Among the many of the girl's admirers whom Denis Oglethorpe envied jealously, perhaps the one most jealously envied, was Victor Maurien. A jealous man might have feared him with reason under any circumstances, and Denis chafed at his good-fortune miserably. The man who had the honorable right to success could not fail to torture him.
"It would be an excellent match for Theo," was Lady Throckmorton's complacent comment on the subject of the attache's visit, and the comment was made to Denis himself. "M. Maurien is the very man to take good care of her; and besides that, he is, of course, desirable. Girls like Theo ought to marry young. Marriage is their forte; they are too dependent to be left to themselves. Theo is not like Pamela or your Priscilla Gower, for instance; queenly as Theo looks, she is the veriest strengthless baby on earth. It is a source of wonder to me where she got the regal air."
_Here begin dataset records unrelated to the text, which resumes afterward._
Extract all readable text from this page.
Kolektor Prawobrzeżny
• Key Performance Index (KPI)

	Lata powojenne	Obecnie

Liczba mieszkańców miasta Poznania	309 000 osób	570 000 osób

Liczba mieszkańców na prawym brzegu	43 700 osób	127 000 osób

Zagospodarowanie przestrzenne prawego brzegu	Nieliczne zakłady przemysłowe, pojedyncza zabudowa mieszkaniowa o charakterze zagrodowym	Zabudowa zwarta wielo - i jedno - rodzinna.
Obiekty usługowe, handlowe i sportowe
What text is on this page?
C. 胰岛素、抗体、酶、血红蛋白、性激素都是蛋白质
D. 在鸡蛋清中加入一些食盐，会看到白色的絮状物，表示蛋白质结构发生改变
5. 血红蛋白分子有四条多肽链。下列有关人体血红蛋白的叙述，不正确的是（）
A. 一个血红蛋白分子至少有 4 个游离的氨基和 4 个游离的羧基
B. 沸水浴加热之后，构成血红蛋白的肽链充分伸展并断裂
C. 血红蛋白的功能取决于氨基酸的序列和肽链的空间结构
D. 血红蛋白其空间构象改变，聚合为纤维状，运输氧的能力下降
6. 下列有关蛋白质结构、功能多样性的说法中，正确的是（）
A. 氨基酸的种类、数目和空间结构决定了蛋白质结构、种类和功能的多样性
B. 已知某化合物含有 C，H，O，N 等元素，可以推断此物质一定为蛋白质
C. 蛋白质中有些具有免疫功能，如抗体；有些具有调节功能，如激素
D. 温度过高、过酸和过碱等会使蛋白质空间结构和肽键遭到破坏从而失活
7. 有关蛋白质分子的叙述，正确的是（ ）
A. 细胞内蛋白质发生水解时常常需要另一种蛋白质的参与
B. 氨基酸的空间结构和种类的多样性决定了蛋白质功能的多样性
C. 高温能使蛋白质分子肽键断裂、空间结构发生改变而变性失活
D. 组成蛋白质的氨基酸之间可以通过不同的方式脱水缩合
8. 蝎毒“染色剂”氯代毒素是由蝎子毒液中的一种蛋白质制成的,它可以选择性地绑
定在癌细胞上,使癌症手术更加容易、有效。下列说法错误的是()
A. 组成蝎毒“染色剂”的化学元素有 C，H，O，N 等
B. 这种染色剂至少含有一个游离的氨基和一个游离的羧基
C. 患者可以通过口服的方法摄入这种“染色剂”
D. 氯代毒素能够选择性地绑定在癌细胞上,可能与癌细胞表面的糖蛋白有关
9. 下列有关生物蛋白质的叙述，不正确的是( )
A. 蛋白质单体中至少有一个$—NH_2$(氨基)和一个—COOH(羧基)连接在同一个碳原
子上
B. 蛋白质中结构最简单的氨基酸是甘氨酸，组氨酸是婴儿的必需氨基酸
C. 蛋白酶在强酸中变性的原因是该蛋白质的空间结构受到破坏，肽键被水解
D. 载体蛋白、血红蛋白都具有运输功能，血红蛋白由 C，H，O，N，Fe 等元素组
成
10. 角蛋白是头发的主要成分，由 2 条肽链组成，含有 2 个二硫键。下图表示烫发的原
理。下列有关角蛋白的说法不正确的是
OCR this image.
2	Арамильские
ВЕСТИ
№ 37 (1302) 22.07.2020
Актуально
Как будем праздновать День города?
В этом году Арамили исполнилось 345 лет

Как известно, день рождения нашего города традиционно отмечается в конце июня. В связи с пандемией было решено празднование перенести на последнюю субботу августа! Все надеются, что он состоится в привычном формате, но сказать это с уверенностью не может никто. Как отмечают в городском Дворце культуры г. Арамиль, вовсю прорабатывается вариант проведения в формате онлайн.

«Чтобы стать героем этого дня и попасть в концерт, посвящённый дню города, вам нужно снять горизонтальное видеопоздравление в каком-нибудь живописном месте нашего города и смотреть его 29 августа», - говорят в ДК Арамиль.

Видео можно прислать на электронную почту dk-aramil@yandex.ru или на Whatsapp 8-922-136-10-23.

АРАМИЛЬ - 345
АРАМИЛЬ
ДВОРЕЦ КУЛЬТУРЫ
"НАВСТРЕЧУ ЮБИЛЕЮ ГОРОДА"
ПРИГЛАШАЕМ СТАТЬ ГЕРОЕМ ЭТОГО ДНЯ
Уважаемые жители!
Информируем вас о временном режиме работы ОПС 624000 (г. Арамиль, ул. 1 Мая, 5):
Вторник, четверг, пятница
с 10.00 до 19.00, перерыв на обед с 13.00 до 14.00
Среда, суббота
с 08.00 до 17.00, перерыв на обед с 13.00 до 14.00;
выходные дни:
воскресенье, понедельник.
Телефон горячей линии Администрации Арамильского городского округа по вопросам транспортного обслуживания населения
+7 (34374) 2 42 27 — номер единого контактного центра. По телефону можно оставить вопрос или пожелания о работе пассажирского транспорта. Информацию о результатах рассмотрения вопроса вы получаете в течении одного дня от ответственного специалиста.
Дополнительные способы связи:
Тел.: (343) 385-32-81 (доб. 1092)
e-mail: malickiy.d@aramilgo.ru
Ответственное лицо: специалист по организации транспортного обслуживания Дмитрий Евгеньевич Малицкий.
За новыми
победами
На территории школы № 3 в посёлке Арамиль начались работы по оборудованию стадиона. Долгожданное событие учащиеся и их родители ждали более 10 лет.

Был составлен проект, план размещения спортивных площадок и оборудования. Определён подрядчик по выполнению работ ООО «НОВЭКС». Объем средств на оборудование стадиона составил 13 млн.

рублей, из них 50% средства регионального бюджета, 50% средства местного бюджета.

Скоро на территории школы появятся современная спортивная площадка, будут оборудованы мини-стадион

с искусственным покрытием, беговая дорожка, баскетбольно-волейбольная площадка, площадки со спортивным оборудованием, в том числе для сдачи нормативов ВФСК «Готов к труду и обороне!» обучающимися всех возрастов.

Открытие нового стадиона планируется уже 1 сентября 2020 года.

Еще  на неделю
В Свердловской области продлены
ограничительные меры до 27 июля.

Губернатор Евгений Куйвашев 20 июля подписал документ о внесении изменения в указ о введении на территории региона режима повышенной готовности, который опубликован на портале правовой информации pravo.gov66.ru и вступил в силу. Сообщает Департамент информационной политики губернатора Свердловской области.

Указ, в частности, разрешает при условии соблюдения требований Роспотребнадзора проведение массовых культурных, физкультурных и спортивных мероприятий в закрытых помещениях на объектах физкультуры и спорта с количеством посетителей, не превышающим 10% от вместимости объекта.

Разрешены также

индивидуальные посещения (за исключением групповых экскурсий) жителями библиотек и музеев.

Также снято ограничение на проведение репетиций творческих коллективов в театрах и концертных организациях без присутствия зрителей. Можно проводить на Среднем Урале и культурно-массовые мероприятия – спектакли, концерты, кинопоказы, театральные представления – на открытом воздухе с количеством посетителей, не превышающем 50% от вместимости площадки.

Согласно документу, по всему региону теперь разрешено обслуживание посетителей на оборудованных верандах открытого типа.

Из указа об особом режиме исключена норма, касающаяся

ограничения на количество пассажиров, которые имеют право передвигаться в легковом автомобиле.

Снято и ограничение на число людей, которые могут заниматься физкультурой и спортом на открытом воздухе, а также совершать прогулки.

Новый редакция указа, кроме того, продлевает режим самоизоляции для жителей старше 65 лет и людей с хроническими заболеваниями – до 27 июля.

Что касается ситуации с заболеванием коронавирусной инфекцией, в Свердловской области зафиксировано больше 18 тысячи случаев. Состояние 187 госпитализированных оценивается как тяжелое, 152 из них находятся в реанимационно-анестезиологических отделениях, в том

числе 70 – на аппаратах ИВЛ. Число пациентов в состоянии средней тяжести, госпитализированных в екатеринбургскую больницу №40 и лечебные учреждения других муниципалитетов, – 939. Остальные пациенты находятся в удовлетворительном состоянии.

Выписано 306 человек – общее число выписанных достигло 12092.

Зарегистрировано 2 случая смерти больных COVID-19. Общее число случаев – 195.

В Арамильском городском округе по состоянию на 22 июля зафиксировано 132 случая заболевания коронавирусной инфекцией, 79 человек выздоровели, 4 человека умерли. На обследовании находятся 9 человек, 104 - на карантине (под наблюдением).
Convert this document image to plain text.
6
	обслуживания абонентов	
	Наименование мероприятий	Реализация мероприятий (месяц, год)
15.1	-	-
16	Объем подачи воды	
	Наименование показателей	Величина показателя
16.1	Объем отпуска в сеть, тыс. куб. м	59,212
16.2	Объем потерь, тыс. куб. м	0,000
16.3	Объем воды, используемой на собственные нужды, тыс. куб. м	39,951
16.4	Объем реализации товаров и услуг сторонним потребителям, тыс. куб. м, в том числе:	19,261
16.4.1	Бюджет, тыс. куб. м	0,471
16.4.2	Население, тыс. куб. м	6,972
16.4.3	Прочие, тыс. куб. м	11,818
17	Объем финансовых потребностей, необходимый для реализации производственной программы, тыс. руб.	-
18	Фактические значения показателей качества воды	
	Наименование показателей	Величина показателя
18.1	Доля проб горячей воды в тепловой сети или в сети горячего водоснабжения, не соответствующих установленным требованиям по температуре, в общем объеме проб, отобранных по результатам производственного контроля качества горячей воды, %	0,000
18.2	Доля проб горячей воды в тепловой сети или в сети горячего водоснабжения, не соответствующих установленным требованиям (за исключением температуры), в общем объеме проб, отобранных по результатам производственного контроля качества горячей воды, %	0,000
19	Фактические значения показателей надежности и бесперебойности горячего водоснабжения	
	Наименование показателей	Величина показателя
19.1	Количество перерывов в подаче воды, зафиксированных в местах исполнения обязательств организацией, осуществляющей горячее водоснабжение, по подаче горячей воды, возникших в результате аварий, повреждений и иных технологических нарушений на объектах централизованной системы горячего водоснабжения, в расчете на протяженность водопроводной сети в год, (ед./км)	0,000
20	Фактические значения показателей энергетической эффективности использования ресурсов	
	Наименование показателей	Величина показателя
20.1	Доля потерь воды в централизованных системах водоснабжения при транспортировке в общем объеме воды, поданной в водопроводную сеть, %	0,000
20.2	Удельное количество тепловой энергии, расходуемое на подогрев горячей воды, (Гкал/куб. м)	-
But, perhaps, Lady Throckmorton did not understand her lovely young relative fully. She did not take into consideration a certain mental ripening process which had gone on slowly but surely during the last few months. The time came when Theodora North began to comprehend her powers, and feel the change in herself sadly. Then it was that she ceased to be frank with Denis Oglethorpe, and began to feel a not fully-defined humiliation and remorse.
Coming in unexpectedly once, Denis found her sitting all alone, with open book in her lap, and eyes brooding over the fire. He knew the volume well enough at sight; it was the half-forgotten, long-condemned collection of his youthful poems; and when she saw him, she shut it up, and laid her folded hands upon it, as if she did not wish him to recognize it.